Here’s the thing: screw reality, I’m living the dream! I’m achieving what people told me was impossible and diabetes, it can be all the negative things it is, but it will never beat me and has made me achieve in life and meet so many brilliant people through it – that’s an absolute positive in my book.
One Year On
There’s always something to run for in any path of life, right? I’m literally doing that for my cause; I live with diabetes every day, therefore I see it as my duty to beat diabetes every day – running super crazy distances is one of the best ways I enjoy doing so.

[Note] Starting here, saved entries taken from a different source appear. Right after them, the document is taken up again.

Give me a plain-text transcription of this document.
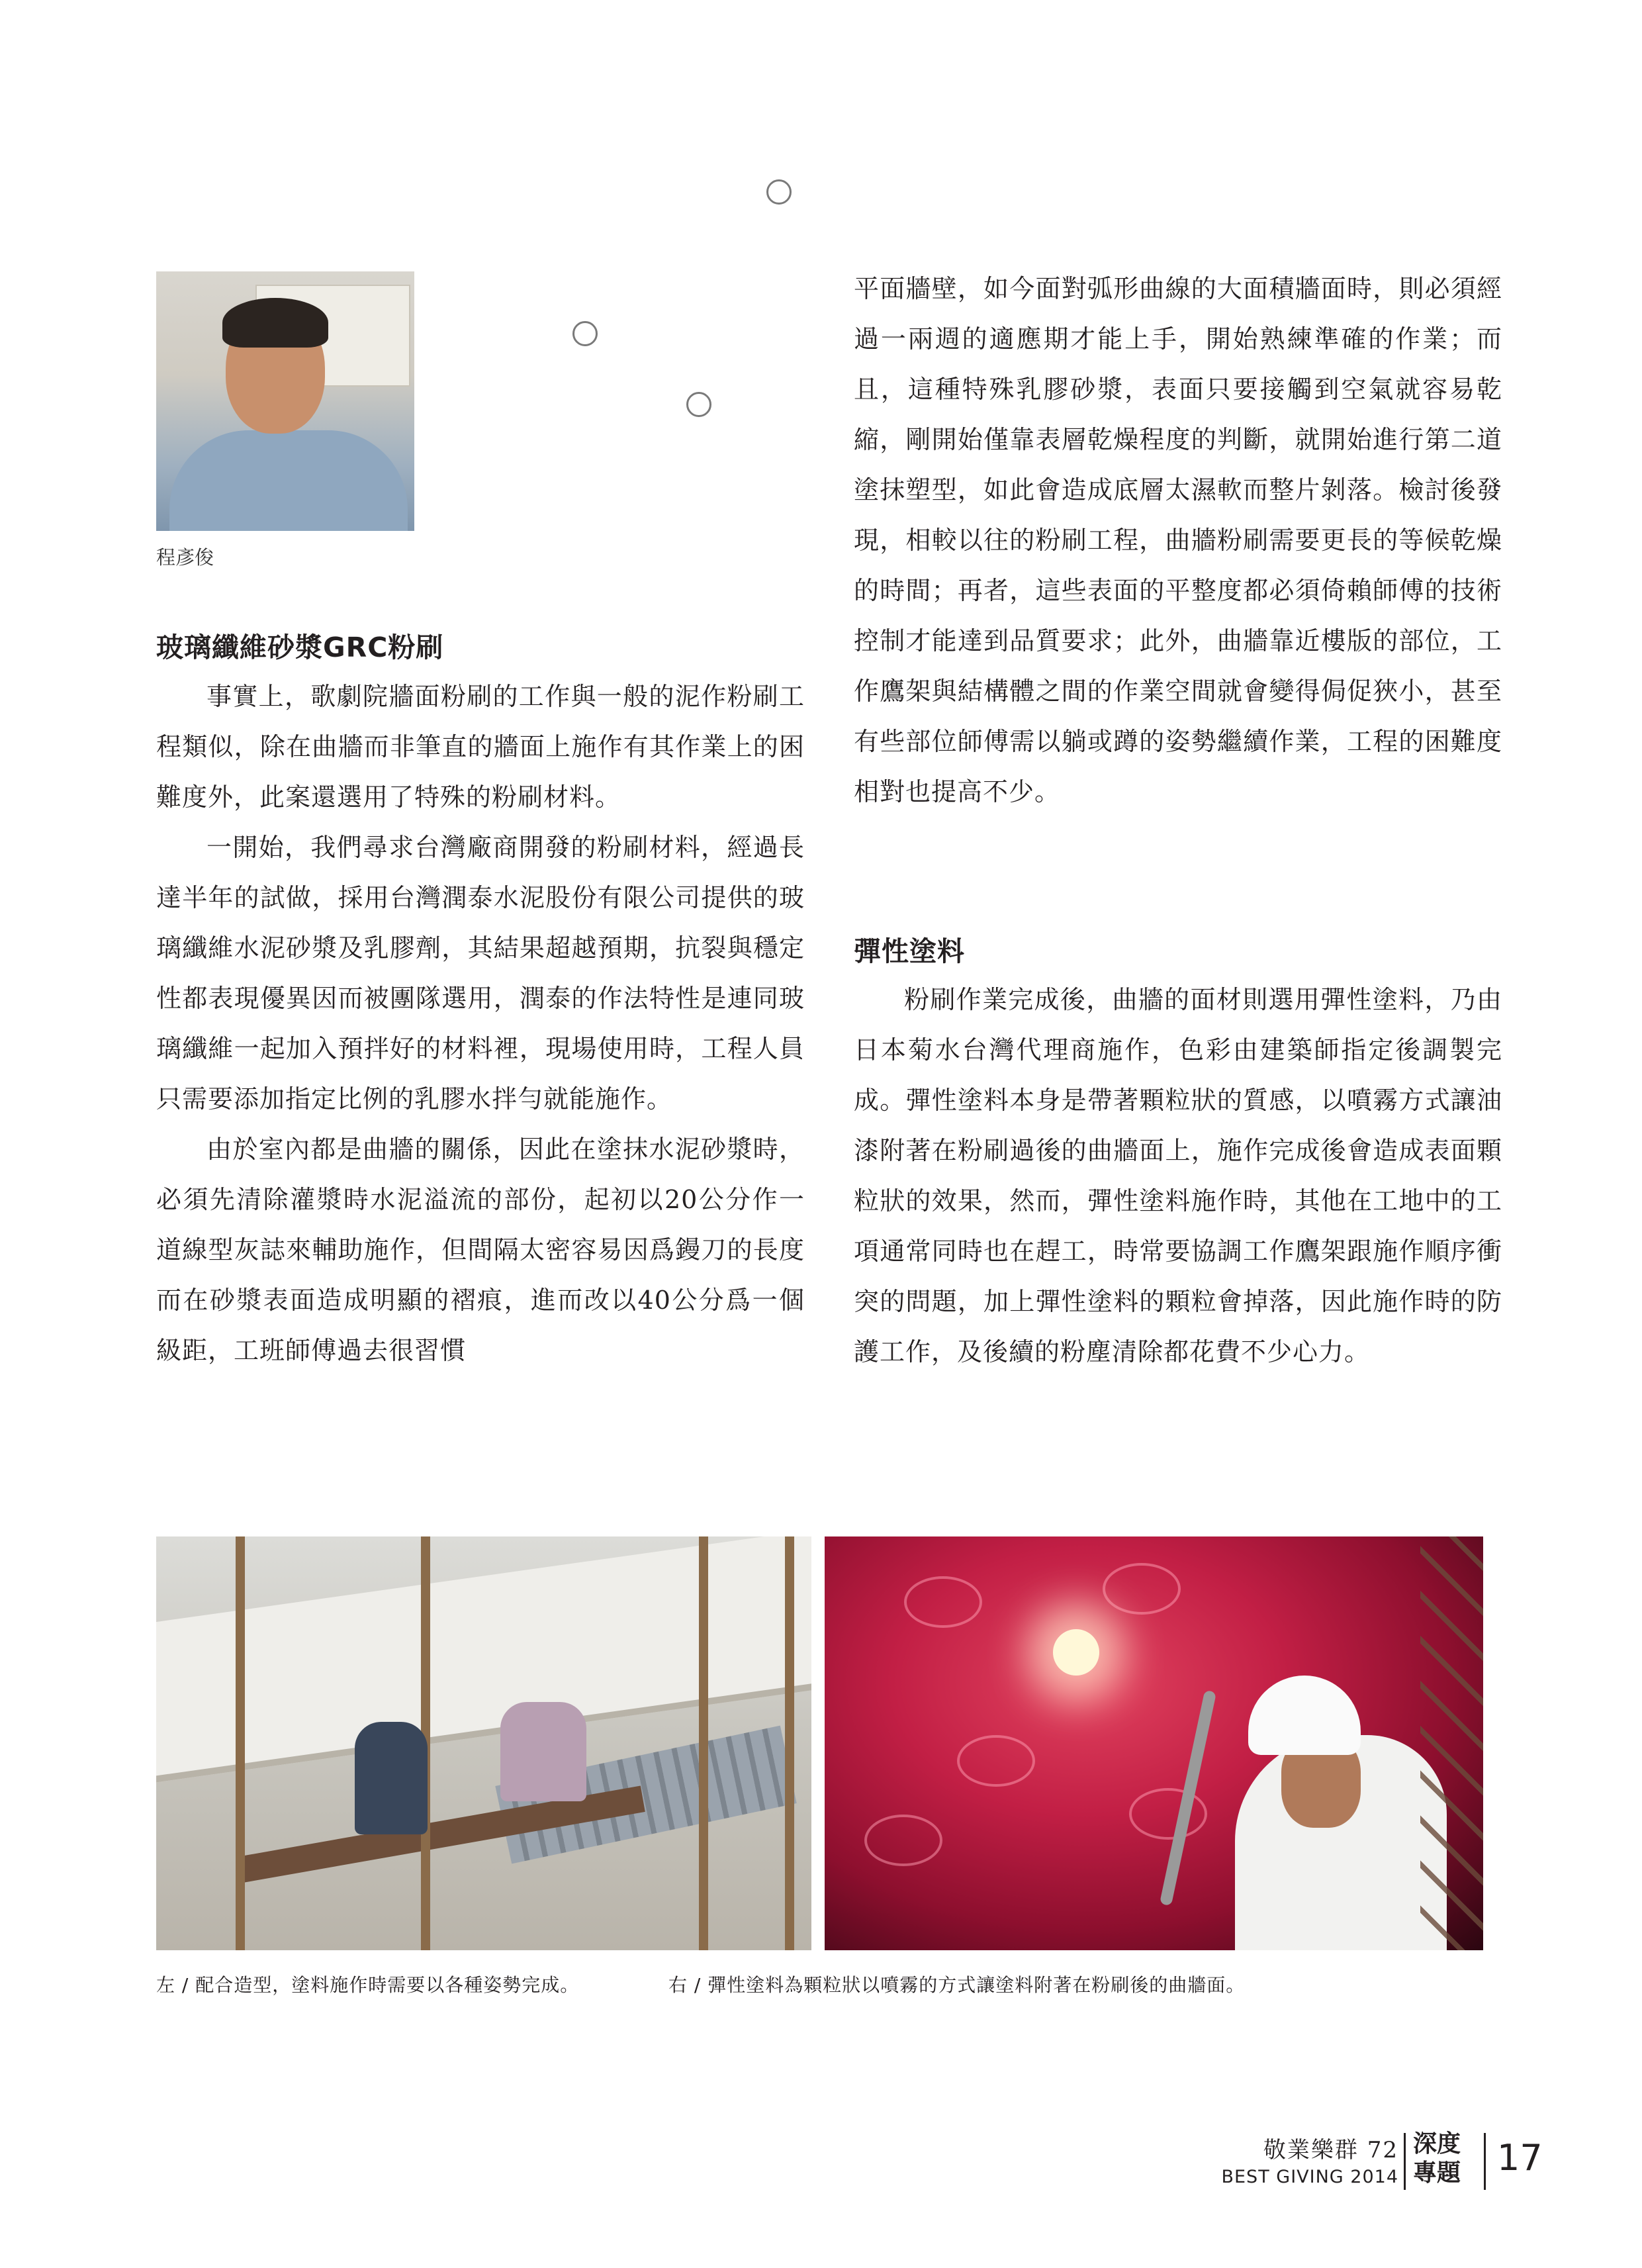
程彥俊
玻璃纖維砂漿GRC粉刷

事實上，歌劇院牆面粉刷的工作與一般的泥作粉刷工程類似，除在曲牆而非筆直的牆面上施作有其作業上的困難度外，此案還選用了特殊的粉刷材料。

一開始，我們尋求台灣廠商開發的粉刷材料，經過長達半年的試做，採用台灣潤泰水泥股份有限公司提供的玻璃纖維水泥砂漿及乳膠劑，其結果超越預期，抗裂與穩定性都表現優異因而被團隊選用，潤泰的作法特性是連同玻璃纖維一起加入預拌好的材料裡，現場使用時，工程人員只需要添加指定比例的乳膠水拌勻就能施作。

由於室內都是曲牆的關係，因此在塗抹水泥砂漿時，必須先清除灌漿時水泥溢流的部份，起初以20公分作一道線型灰誌來輔助施作，但間隔太密容易因爲鏝刀的長度而在砂漿表面造成明顯的褶痕，進而改以40公分爲一個級距，工班師傅過去很習慣

平面牆壁，如今面對弧形曲線的大面積牆面時，則必須經過一兩週的適應期才能上手，開始熟練準確的作業；而且，這種特殊乳膠砂漿，表面只要接觸到空氣就容易乾縮，剛開始僅靠表層乾燥程度的判斷，就開始進行第二道塗抹塑型，如此會造成底層太濕軟而整片剝落。檢討後發現，相較以往的粉刷工程，曲牆粉刷需要更長的等候乾燥的時間；再者，這些表面的平整度都必須倚賴師傅的技術控制才能達到品質要求；此外，曲牆靠近樓版的部位，工作鷹架與結構體之間的作業空間就會變得侷促狹小，甚至有些部位師傅需以躺或蹲的姿勢繼續作業，工程的困難度相對也提高不少。

彈性塗料

粉刷作業完成後，曲牆的面材則選用彈性塗料，乃由日本菊水台灣代理商施作，色彩由建築師指定後調製完成。彈性塗料本身是帶著顆粒狀的質感，以噴霧方式讓油漆附著在粉刷過後的曲牆面上，施作完成後會造成表面顆粒狀的效果，然而，彈性塗料施作時，其他在工地中的工項通常同時也在趕工，時常要協調工作鷹架跟施作順序衝突的問題，加上彈性塗料的顆粒會掉落，因此施作時的防護工作，及後續的粉塵清除都花費不少心力。

左 / 配合造型，塗料施作時需要以各種姿勢完成。	右 / 彈性塗料為顆粒狀以噴霧的方式讓塗料附著在粉刷後的曲牆面。
敬業樂群 72
BEST GIVING 2014
深度
專題 17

After the 30/30 challenge success, I went to Australia and had possibly an even more brilliant experience – becoming an IDF Young Leader in Diabetes, representing the UK, one of 70 nations, as 1 of 132 members in the Young Leaders. I met absolute legends from all over the world – you’ll never get the togetherness, bond and general friendship unity that the Young Leaders shared in so many different cultures, backgrounds and religions in any other aspect of the world really. It nearly makes me think if everyone in the world had diabetes and was a part of our circle, the world would be an incredible place. Of course, I do not wish diabetes upon anyone! But the feeling was because of diabetes we all instantly hit it off and became great friends.
The stories of all the leaders touched my heart, something for each story I relate to, yet, being from the Western world it can be said there are experiences I do not have or that absolutely should not happen, yet, these Leaders and many people in their countries have been or go through all of the time. The IDF atlas statistics were worrying, 5.1 million deaths caused by diabetes in 2013 worldwide. By 2035, ONE BILLION people will have or will be at serious risk of developing diabetes – that counts for type 1, type 2 and pre diabetes. 1 Billion – that’s a Seventh of the world!

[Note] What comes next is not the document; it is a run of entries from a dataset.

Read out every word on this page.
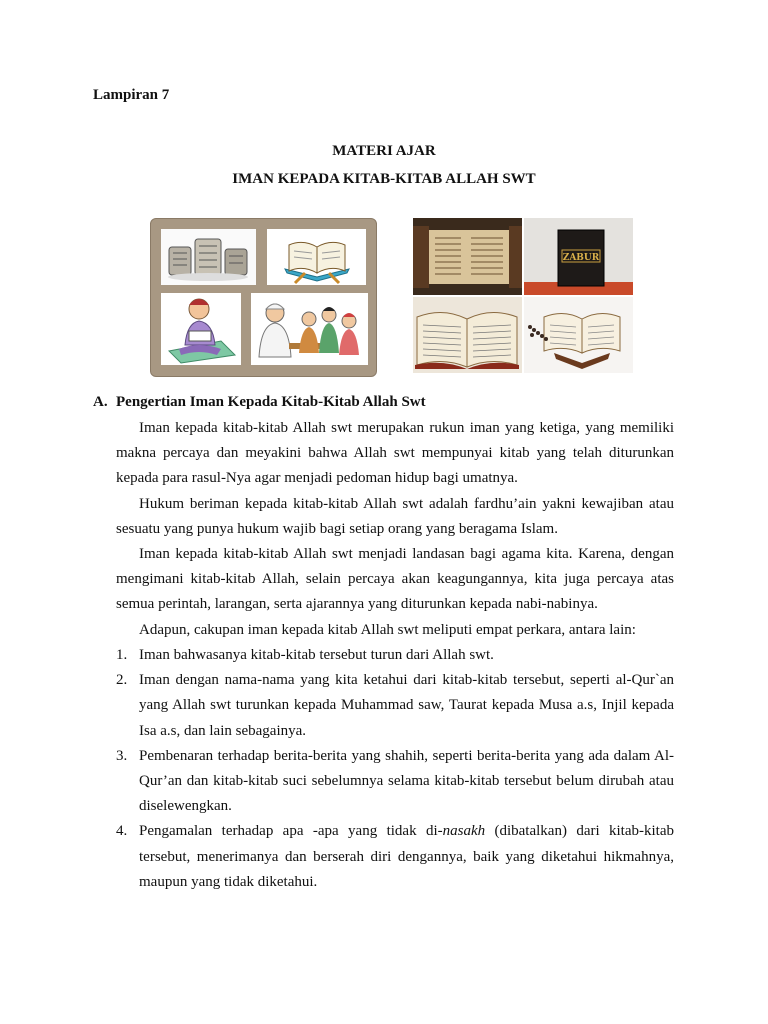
Lampiran 7
MATERI AJAR
IMAN KEPADA KITAB-KITAB ALLAH SWT
ZABUR
A. Pengertian Iman Kepada Kitab-Kitab Allah Swt

Iman kepada kitab-kitab Allah swt merupakan rukun iman yang ketiga, yang memiliki makna percaya dan meyakini bahwa Allah swt mempunyai kitab yang telah diturunkan kepada para rasul-Nya agar menjadi pedoman hidup bagi umatnya.

Hukum beriman kepada kitab-kitab Allah swt adalah fardhu’ain yakni kewajiban atau sesuatu yang punya hukum wajib bagi setiap orang yang beragama Islam.

Iman kepada kitab-kitab Allah swt menjadi landasan bagi agama kita. Karena, dengan mengimani kitab-kitab Allah, selain percaya akan keagungannya, kita juga percaya atas semua perintah, larangan, serta ajarannya yang diturunkan kepada nabi-nabinya.

Adapun, cakupan iman kepada kitab Allah swt meliputi empat perkara, antara lain:

1. Iman bahwasanya kitab-kitab tersebut turun dari Allah swt.

2. Iman dengan nama-nama yang kita ketahui dari kitab-kitab tersebut, seperti al-Qur`an yang Allah swt turunkan kepada Muhammad saw, Taurat kepada Musa a.s, Injil kepada Isa a.s, dan lain sebagainya.

3. Pembenaran terhadap berita-berita yang shahih, seperti berita-berita yang ada dalam Al-Qur’an dan kitab-kitab suci sebelumnya selama kitab-kitab tersebut belum dirubah atau diselewengkan.

4. Pengamalan terhadap apa -apa yang tidak di-nasakh (dibatalkan) dari kitab-kitab tersebut, menerimanya dan berserah diri dengannya, baik yang diketahui hikmahnya, maupun yang tidak diketahui.
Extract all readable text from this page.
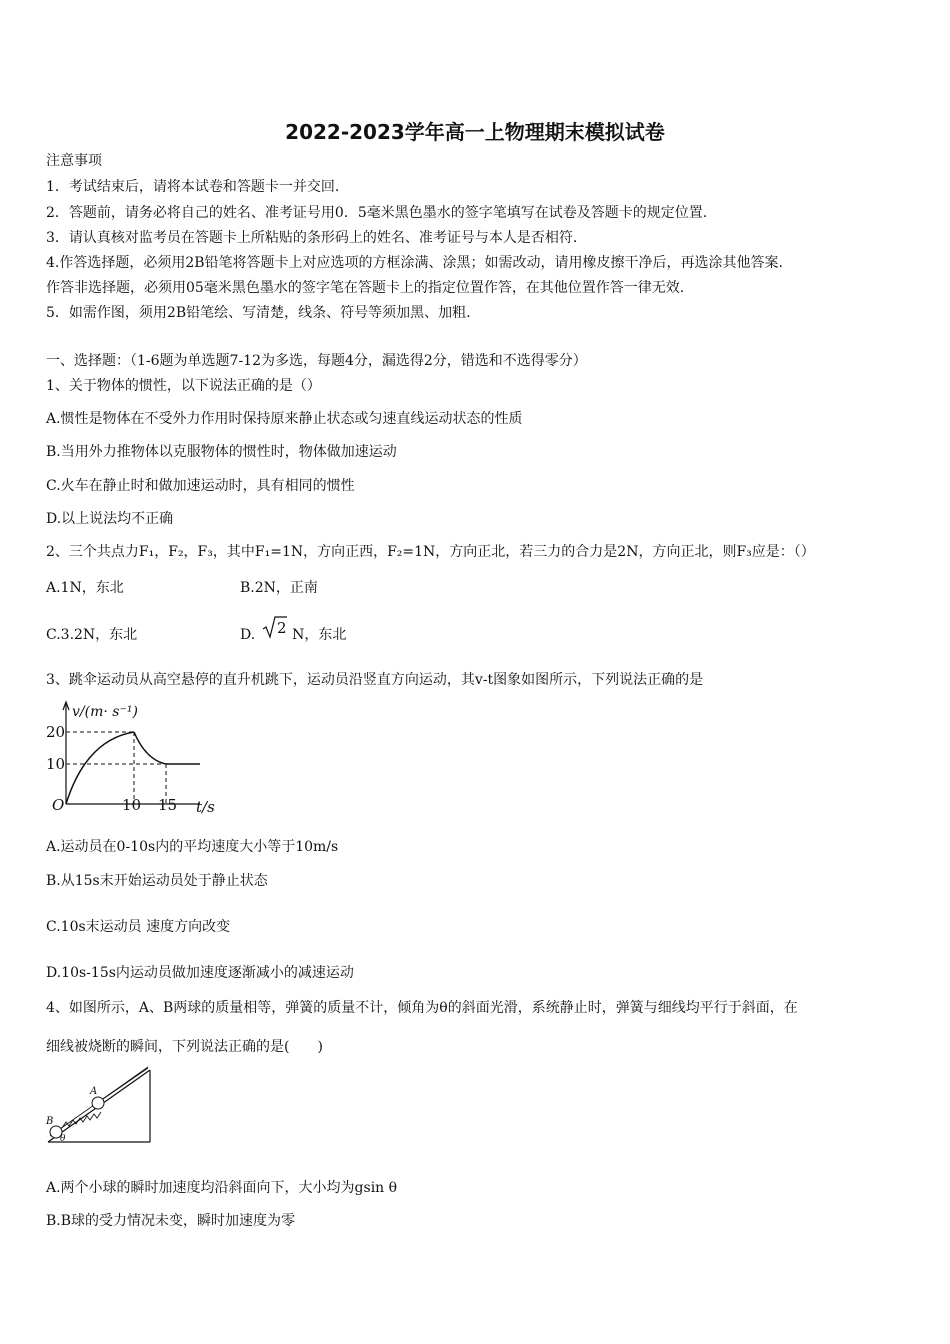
2022-2023学年高一上物理期末模拟试卷
注意事项
1．考试结束后，请将本试卷和答题卡一并交回.
2．答题前，请务必将自己的姓名、准考证号用0．5毫米黑色墨水的签字笔填写在试卷及答题卡的规定位置.
3．请认真核对监考员在答题卡上所粘贴的条形码上的姓名、准考证号与本人是否相符.
4.作答选择题，必须用2B铅笔将答题卡上对应选项的方框涂满、涂黑；如需改动，请用橡皮擦干净后，再选涂其他答案.
作答非选择题，必须用05毫米黑色墨水的签字笔在答题卡上的指定位置作答，在其他位置作答一律无效.
5．如需作图，须用2B铅笔绘、写清楚，线条、符号等须加黑、加粗.
一、选择题：（1-6题为单选题7-12为多选，每题4分，漏选得2分，错选和不选得零分）
1、关于物体的惯性，以下说法正确的是（）
A.惯性是物体在不受外力作用时保持原来静止状态或匀速直线运动状态的性质
B.当用外力推物体以克服物体的惯性时，物体做加速运动
C.火车在静止时和做加速运动时，具有相同的惯性
D.以上说法均不正确
2、三个共点力F₁，F₂，F₃，其中F₁=1N，方向正西，F₂=1N，方向正北，若三力的合力是2N，方向正北，则F₃应是：（）
A.1N，东北	B.2N，正南
C.3.2N，东北	D. 2 N，东北
3、跳伞运动员从高空悬停的直升机跳下，运动员沿竖直方向运动，其v-t图象如图所示，下列说法正确的是
v/(m· s⁻¹)
t/s
O
20
10
10 15
A.运动员在0-10s内的平均速度大小等于10m/s
B.从15s末开始运动员处于静止状态
C.10s末运动员 速度方向改变
D.10s-15s内运动员做加速度逐渐减小的减速运动
4、如图所示，A、B两球的质量相等，弹簧的质量不计，倾角为θ的斜面光滑，系统静止时，弹簧与细线均平行于斜面，在
细线被烧断的瞬间，下列说法正确的是(　　)
A
B
θ
A.两个小球的瞬时加速度均沿斜面向下，大小均为gsin θ
B.B球的受力情况未变，瞬时加速度为零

Over in Aussie I completed another Ultra Marathon in Adelaide too, it was hot – but I got through it in the end. I had some time out to work on projects, but, one year on, I am back in training, back saying “diet coke or water please” at bars instead of my notoriously preferred pints, and I am back as THE DIATHLETE – RUNNING FOR DIABETES.
I’ve a lot, lot more to offer, many more miles to run and all the while these horrific statistics exist and keep growing, the stories of hardships for people with diabetes and of discrimination go on, I’ve got a body to give for the cause – and I look forward to giving it my all.
My hand is out for anyone in the world to come and join me.